I have a hard time believing it, but for the sake of argument, let’s say the Mac has reached the end of the line. Let’s say there’s little room left to innovate on the hardware side, and just room for small refinements and life-support maintenance on the software side. Let’s say Apple is not entirely wrong in choosing to neglect the Mac. Let’s say iOS is really the future and the right bet.

How is iOS supposed to evolve to become as mature and versatile a platform as the Mac?

[…]

If touch remains the only input method in iOS, how can the user interface and the user interaction be kept ‘simple’ when future iOS devices need to connect and interact with other peripherals?

[…]

When I walk down this hypothetical path, what I see in iOS’s trajectory, more than sheer innovation, is a reinvention of the wheel.

[…]

A Post-PC era where we should eventually get rid of traditional computers to switch to devices and an operating system that will have to behave more like traditional computers to provide a similar level of versatility. And we will have gone through the effort to reach a similar level of productivity as we have now on the Mac because…? Because iOS is nicer and feels fresher? And for how long will iOS keep feeling nicer and fresher?
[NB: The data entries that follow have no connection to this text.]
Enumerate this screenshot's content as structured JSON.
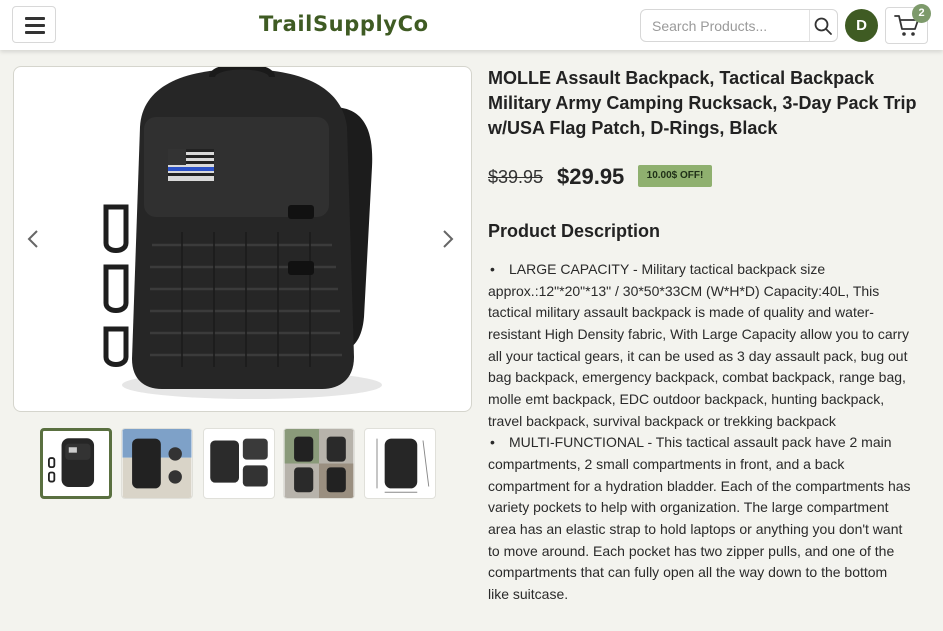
{
  "header": {
    "logo": "TrailSupplyCo",
    "search_placeholder": "Search Products...",
    "avatar_initial": "D",
    "cart_count": "2"
  },
  "product": {
    "title": "MOLLE Assault Backpack, Tactical Backpack Military Army Camping Rucksack, 3-Day Pack Trip w/USA Flag Patch, D-Rings, Black",
    "old_price": "$39.95",
    "price": "$29.95",
    "discount_badge": "10.00$ OFF!",
    "description_heading": "Product Description",
    "description_items": [
      "LARGE CAPACITY - Military tactical backpack size approx.:12\"*20\"*13\" / 30*50*33CM (W*H*D) Capacity:40L, This tactical military assault backpack is made of quality and water-resistant High Density fabric, With Large Capacity allow you to carry all your tactical gears, it can be used as 3 day assault pack, bug out bag backpack, emergency backpack, combat backpack, range bag, molle emt backpack, EDC outdoor backpack, hunting backpack, travel backpack, survival backpack or trekking backpack",
      "MULTI-FUNCTIONAL - This tactical assault pack have 2 main compartments, 2 small compartments in front, and a back compartment for a hydration bladder. Each of the compartments has variety pockets to help with organization. The large compartment area has an elastic strap to hold laptops or anything you don't want to move around. Each pocket has two zipper pulls, and one of the compartments that can fully open all the way down to the bottom like suitcase."
    ]
  },
  "gallery": {
    "thumbnail_count": 5,
    "active_index": 0
  },
  "colors": {
    "brand": "#3f5b23",
    "badge": "#8fb06f",
    "background": "#f3f3ee"
  }
}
Previously: How Apple Alienated Mac Loyalists, Understanding Apple’s Marginalization of the Mac, iOS Lacks a Document Filing System.

Update (2016-12-28): Jason Brennan:

Can you imagine doing anything even remotely like that even on a big ass iPad with a keyboard? I’ve waited for years to see something great like this, like “hanging out” and mucking around on an iOS device, but I’m still waiting.
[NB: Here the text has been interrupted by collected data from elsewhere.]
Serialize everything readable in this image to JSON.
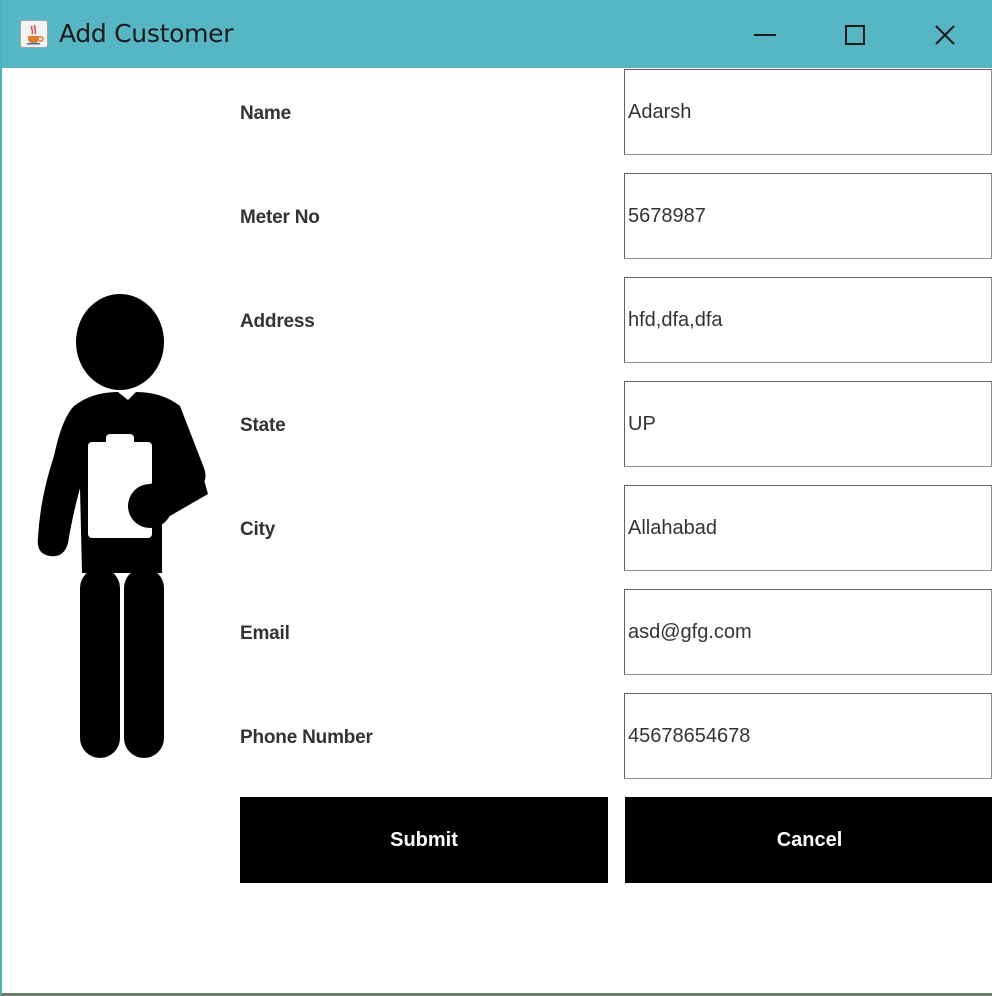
{
  "window": {
    "title": "Add Customer",
    "app_icon": "java-cup-icon",
    "controls": {
      "minimize": "minimize-icon",
      "maximize": "maximize-icon",
      "close": "close-icon"
    },
    "titlebar_color": "#56b6c4"
  },
  "illustration": "person-with-clipboard-icon",
  "form": {
    "fields": [
      {
        "label": "Name",
        "value": "Adarsh"
      },
      {
        "label": "Meter No",
        "value": "5678987"
      },
      {
        "label": "Address",
        "value": "hfd,dfa,dfa"
      },
      {
        "label": "State",
        "value": "UP"
      },
      {
        "label": "City",
        "value": "Allahabad"
      },
      {
        "label": "Email",
        "value": "asd@gfg.com"
      },
      {
        "label": "Phone Number",
        "value": "45678654678"
      }
    ],
    "submit_label": "Submit",
    "cancel_label": "Cancel",
    "button_color": "#000000"
  }
}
A lie I keep telling myself is multi-touch is so fantastic. It’s amazing, right? You can use all your fingers (and then some!), to uhm, touch your screen. To do what, I still don’t know. Almost ten years of iOS and about the best multitouch app I can think of is Maps: it’s got two-finger-gestures!

After all this time, after all this waiting and lying to myself, I think multi-touch has been a big red herring. I’ve always looked at it and seen potential, like, this is the year of the multitouch desktop but it’s never materialized. iOS has always felt incredibly stunted to me, but I kept telling myself, we just need time to re-imagine software, we’re all just stuck in the desktop mindset, it’ll come.